Monday, June 29, 2015

Jurassic World

Starting with an apology. Sort of. Yes, I know that I'm three weeks late on this one. But, hey, I was out of the country. I seriously contemplated going to see it in Denmark, because how cool would that be. Fortunately, I didn't waste my vacation time on this.

Short version: The effects were spectacular. Chris Pratt and Bryce Dallas Howard were both really good. The direction and cinematography were both good. But the script was a godawful mess. And that reduced what could have been a really good movie down to something I wouldn't mind having on in the background while I work.
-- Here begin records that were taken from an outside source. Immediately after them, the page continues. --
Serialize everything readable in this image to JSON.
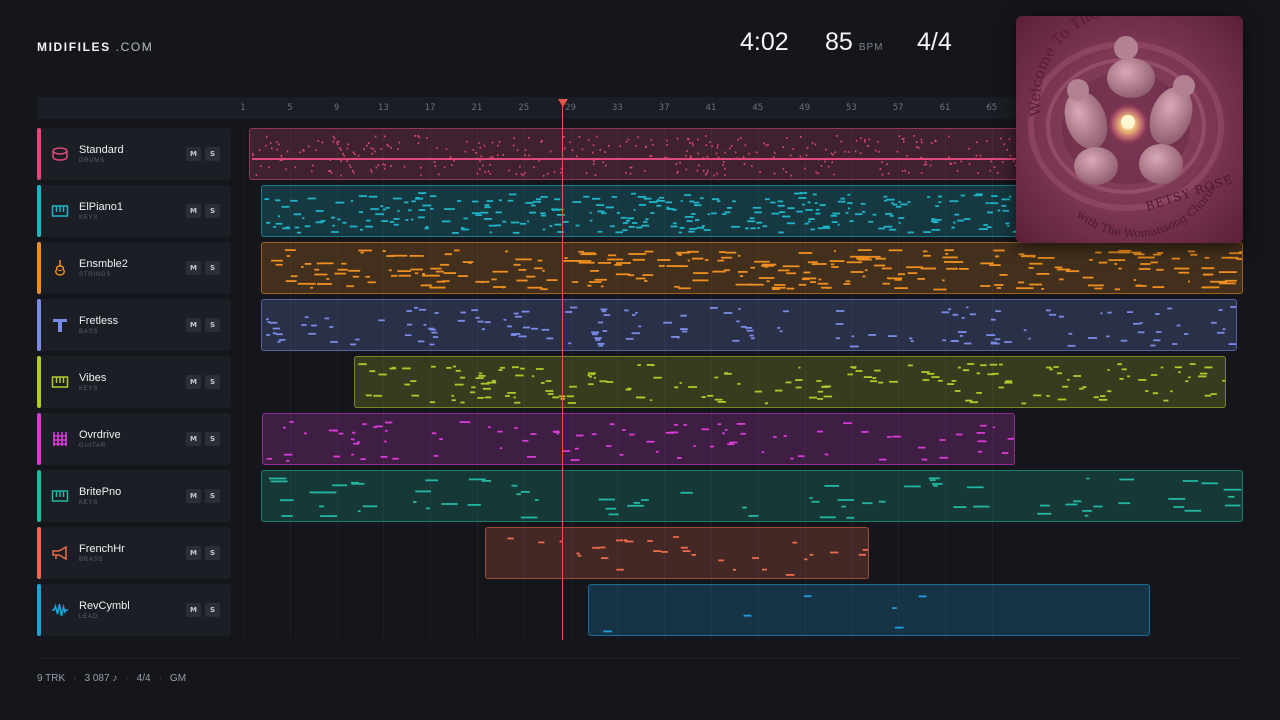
{
  "brand": {
    "name": "MIDIFILES",
    "suffix": " .COM"
  },
  "stats": {
    "time": "4:02",
    "tempo": "85",
    "tempo_unit": "BPM",
    "meter": "4/4"
  },
  "ruler": {
    "ticks": [
      "1",
      "5",
      "9",
      "13",
      "17",
      "21",
      "25",
      "29",
      "33",
      "37",
      "41",
      "45",
      "49",
      "53",
      "57",
      "61",
      "65"
    ]
  },
  "playhead": {
    "bar": 28.3
  },
  "tracks": [
    {
      "name": "Standard",
      "category": "DRUMS",
      "color": "#e0497a",
      "icon": "drum-icon",
      "mute": "M",
      "solo": "S"
    },
    {
      "name": "ElPiano1",
      "category": "KEYS",
      "color": "#1fb5c9",
      "icon": "keyboard-icon",
      "mute": "M",
      "solo": "S"
    },
    {
      "name": "Ensmble2",
      "category": "STRINGS",
      "color": "#ef8f1f",
      "icon": "violin-icon",
      "mute": "M",
      "solo": "S"
    },
    {
      "name": "Fretless",
      "category": "BASS",
      "color": "#7b8ce8",
      "icon": "bass-icon",
      "mute": "M",
      "solo": "S"
    },
    {
      "name": "Vibes",
      "category": "KEYS",
      "color": "#b3c82a",
      "icon": "keyboard-icon",
      "mute": "M",
      "solo": "S"
    },
    {
      "name": "Ovrdrive",
      "category": "GUITAR",
      "color": "#d93bd8",
      "icon": "guitar-icon",
      "mute": "M",
      "solo": "S"
    },
    {
      "name": "BritePno",
      "category": "KEYS",
      "color": "#22b7a0",
      "icon": "keyboard-icon",
      "mute": "M",
      "solo": "S"
    },
    {
      "name": "FrenchHr",
      "category": "BRASS",
      "color": "#ee6a4c",
      "icon": "horn-icon",
      "mute": "M",
      "solo": "S"
    },
    {
      "name": "RevCymbl",
      "category": "LEAD",
      "color": "#1f9ee0",
      "icon": "waveform-icon",
      "mute": "M",
      "solo": "S"
    }
  ],
  "album": {
    "title": "Welcome To The Circle",
    "artist": "BETSY ROSE",
    "subtitle": "with The Womansong Chorus"
  },
  "footer": {
    "tracks": "9 TRK",
    "notes": "3 087 ♪",
    "meter": "4/4",
    "standard": "GM"
  }
}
As this is likely to be a generally unfavorable review, I want to make sure to start on a good note. Whatever else can be said about Jurassic World, the effects were marvelously well done. There were moments when I actually had to remind myself that these weren't real animals. Given that this was the entire raison d'etre of the movie, I'm glad that they nailed it.

So let's jump from the really good to the really bad. The script for this movie clearly suffered from too many rewrites, too many studio notes, and just generally too many hands. The entire subplot around the family was hacked up into dozens of pieces without the connective tissue to make it either coherent or moving. The subplot around InGen was equally messy (I never could figure out what their connection to the corporation that ran JW was). And I won't even go into the gaping plot holes around a park that has already had a major breach having such ridiculously lax and convoluted security measures.
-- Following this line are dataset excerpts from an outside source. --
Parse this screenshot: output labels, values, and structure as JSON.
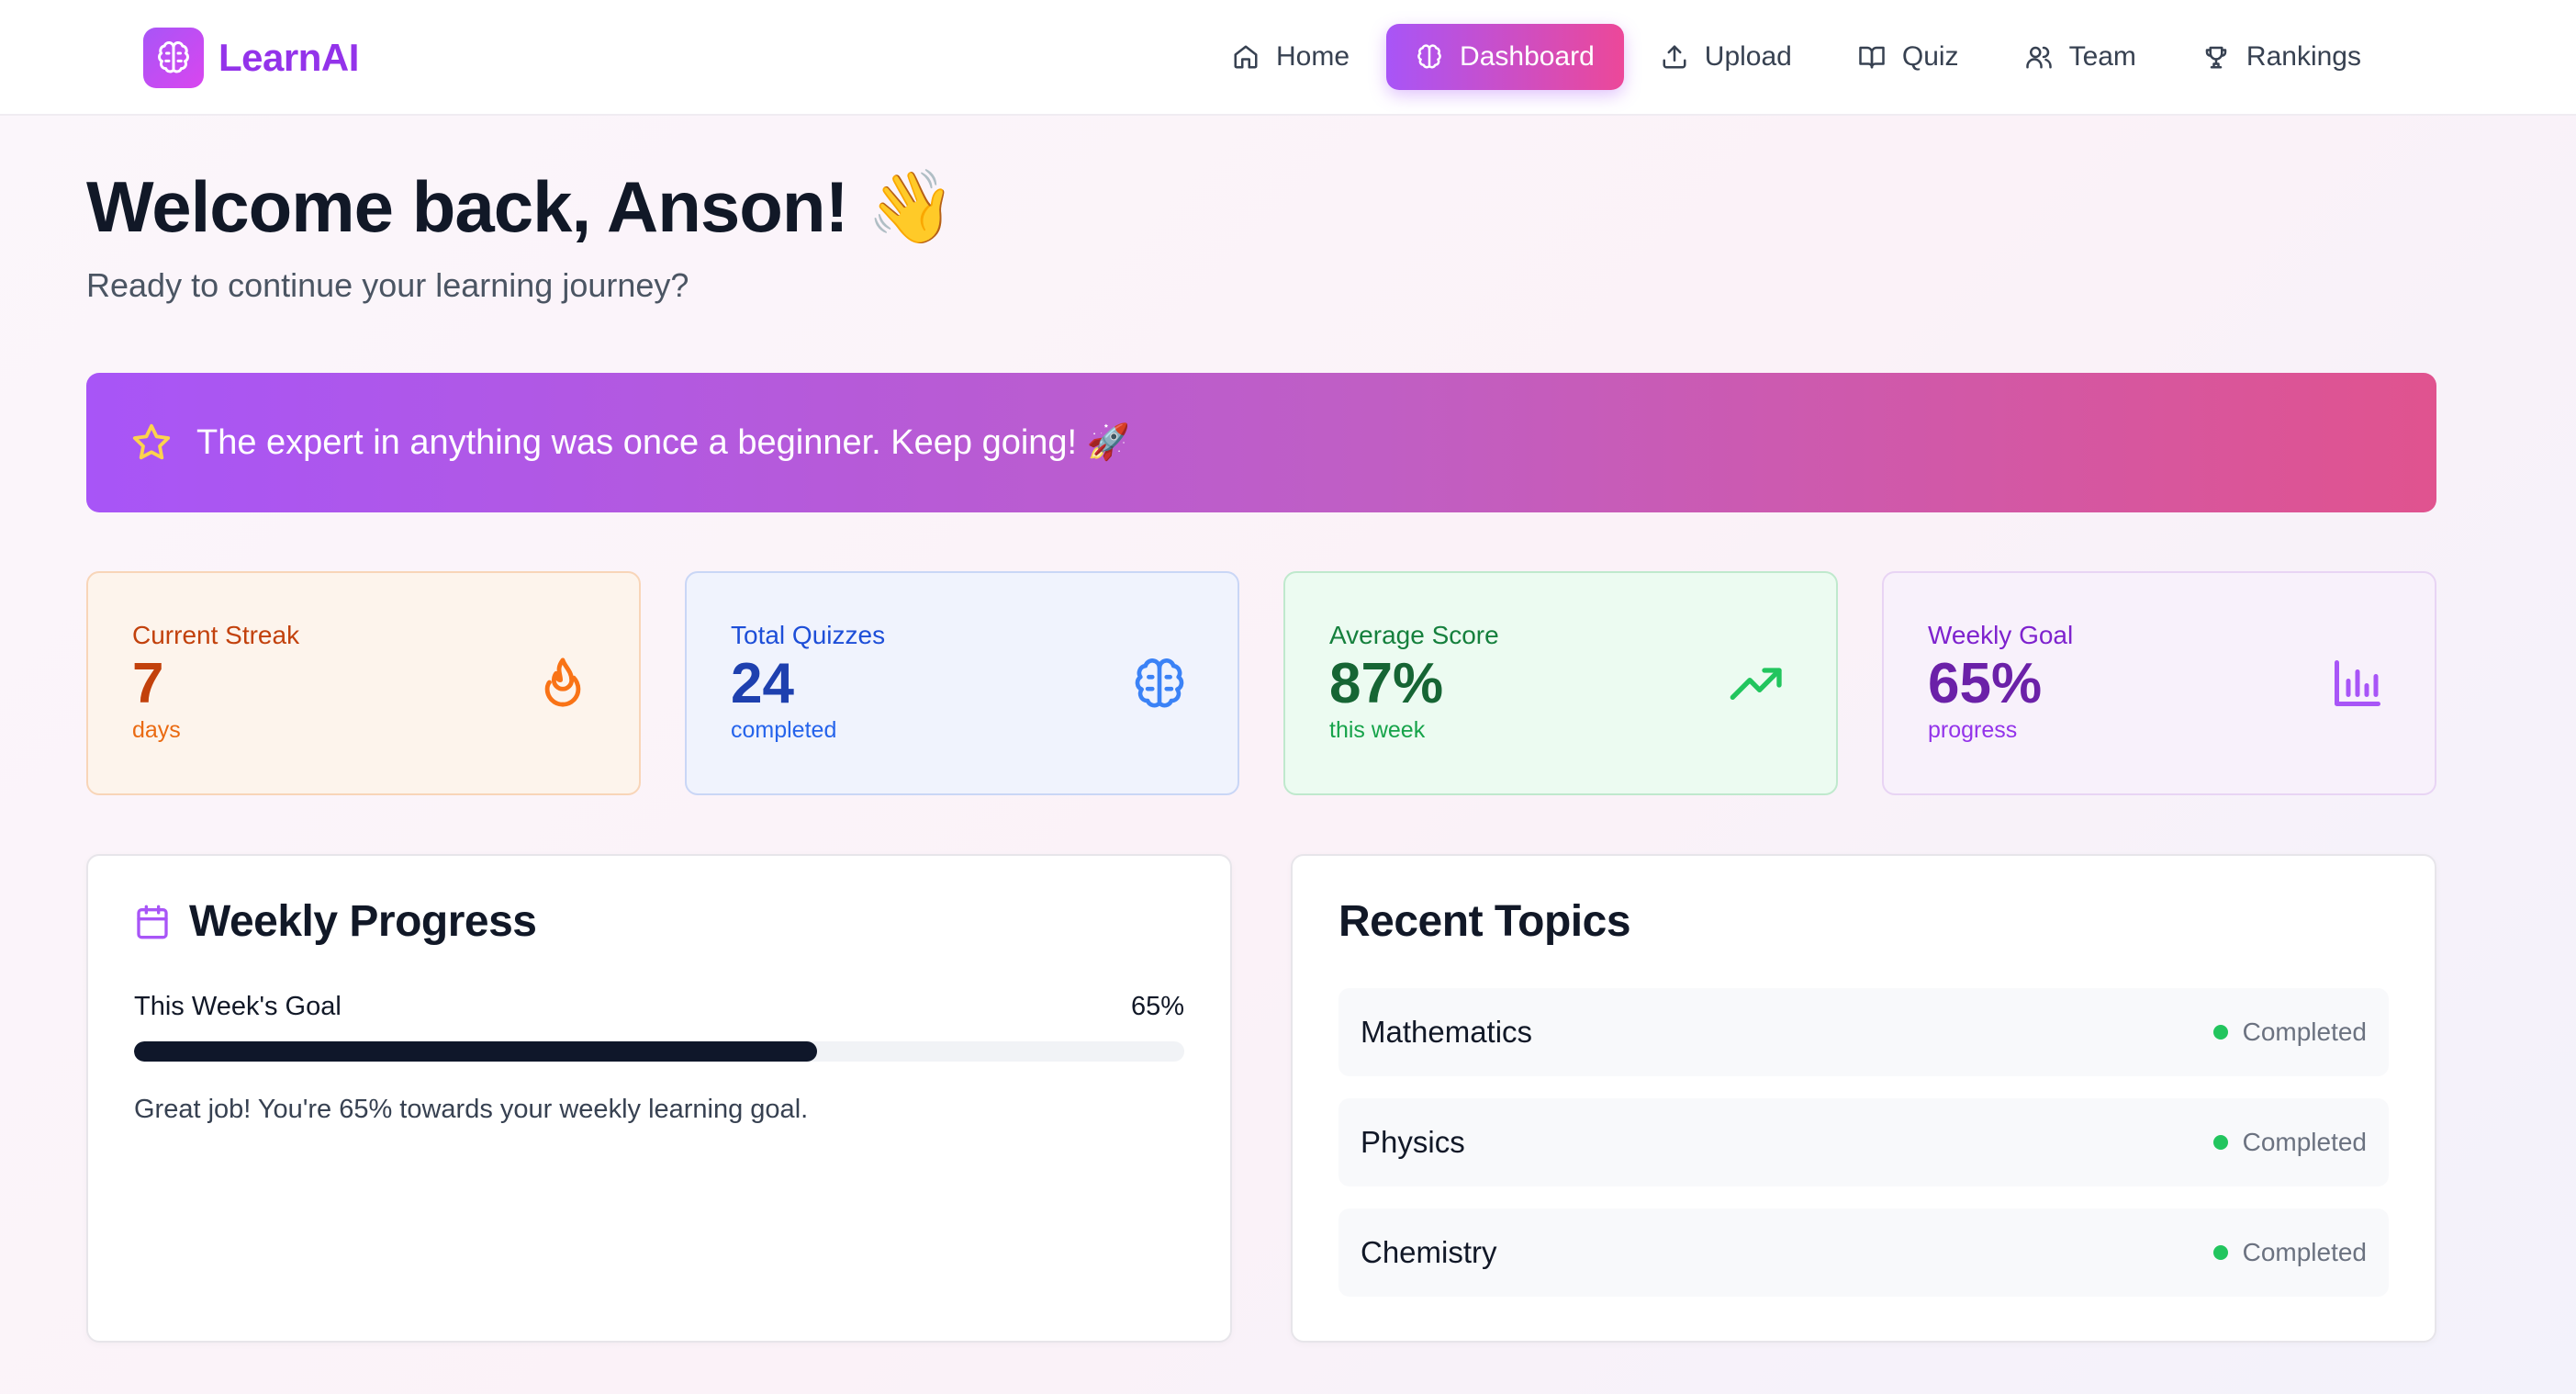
{
  "brand": {
    "name": "LearnAI"
  },
  "nav": {
    "items": [
      {
        "label": "Home",
        "icon": "home-icon",
        "active": false
      },
      {
        "label": "Dashboard",
        "icon": "brain-icon",
        "active": true
      },
      {
        "label": "Upload",
        "icon": "upload-icon",
        "active": false
      },
      {
        "label": "Quiz",
        "icon": "book-icon",
        "active": false
      },
      {
        "label": "Team",
        "icon": "users-icon",
        "active": false
      },
      {
        "label": "Rankings",
        "icon": "trophy-icon",
        "active": false
      }
    ]
  },
  "header": {
    "welcome": "Welcome back, Anson! 👋",
    "subtitle": "Ready to continue your learning journey?"
  },
  "banner": {
    "text": "The expert in anything was once a beginner. Keep going! 🚀",
    "icon": "star-icon"
  },
  "stats": [
    {
      "label": "Current Streak",
      "value": "7",
      "sub": "days",
      "icon": "flame-icon"
    },
    {
      "label": "Total Quizzes",
      "value": "24",
      "sub": "completed",
      "icon": "brain-icon"
    },
    {
      "label": "Average Score",
      "value": "87%",
      "sub": "this week",
      "icon": "trending-up-icon"
    },
    {
      "label": "Weekly Goal",
      "value": "65%",
      "sub": "progress",
      "icon": "bar-chart-icon"
    }
  ],
  "weekly_progress": {
    "title": "Weekly Progress",
    "goal_label": "This Week's Goal",
    "goal_percent_text": "65%",
    "progress": 0.65,
    "message": "Great job! You're 65% towards your weekly learning goal."
  },
  "recent_topics": {
    "title": "Recent Topics",
    "items": [
      {
        "name": "Mathematics",
        "status": "Completed"
      },
      {
        "name": "Physics",
        "status": "Completed"
      },
      {
        "name": "Chemistry",
        "status": "Completed"
      }
    ]
  },
  "colors": {
    "accent": "#a855f7",
    "accent_pink": "#ec4899",
    "status_green": "#22c55e"
  }
}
The interesting thing is that there are nuggets of a good script in there. I feel like at one time, there was actually a great movie that could have been made. The family subplot is neither novel nor particularly relevant, but it could have been used to make us really care about the two boys. With just a little more real emphasis, maybe the InGen plot could have clicked (like, oh, they are jamming/tapping communications and that's why cell phones and radios keep conveniently not working). Claire's character has the potential to be interesting, but it gets buried under a heap of cliches.
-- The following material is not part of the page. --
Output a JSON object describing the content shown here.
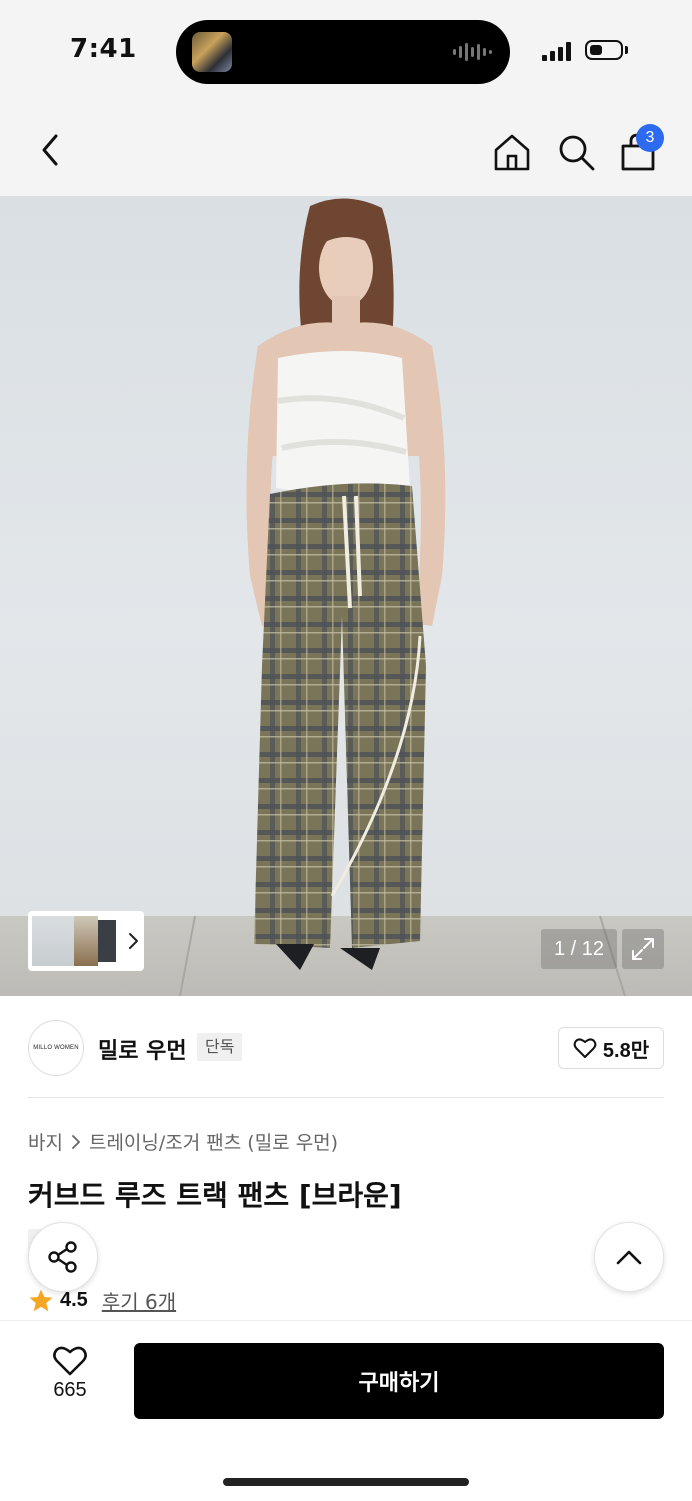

Bryce Dallas Howard did the absolute best she could with the material she had. And, in the end, that was basically good enough. It's not going to win her any acclaim, but she also has no reason to be embarrassed. Similarly, Chris Pratt was handed a role with absolutely no meat to it, but managed to fill it out through raw charisma and a sexy smile.

Personally, I found the callbacks to the original Jurassic Park to be both ham-fisted and unnecessary. Why was that building even still standing? What purpose did that entire sequence serve, besides nostalgic pandering? I mean, I get putting nostalgic pandering into a reboot. It makes sense. There were a number of nicely handled easter eggs sprinkled through this movie. (Though I'm curious if anyone knows why the grill was named "Winston's", because I haven't figured out that reference yet.) But an entire callback sequence either needs to serve a point (oh, hey, here's the original lab, why is it still turned on?) or needs to be quick.

My overall rating is: inoffensive and pretty. It is something I won't mind stopping on when it comes on FX, and leaving in the background. But it is not something that anyone needs to make an effort to go see. (If you do choose to see it, though, you should try to see it on the largest screen available.)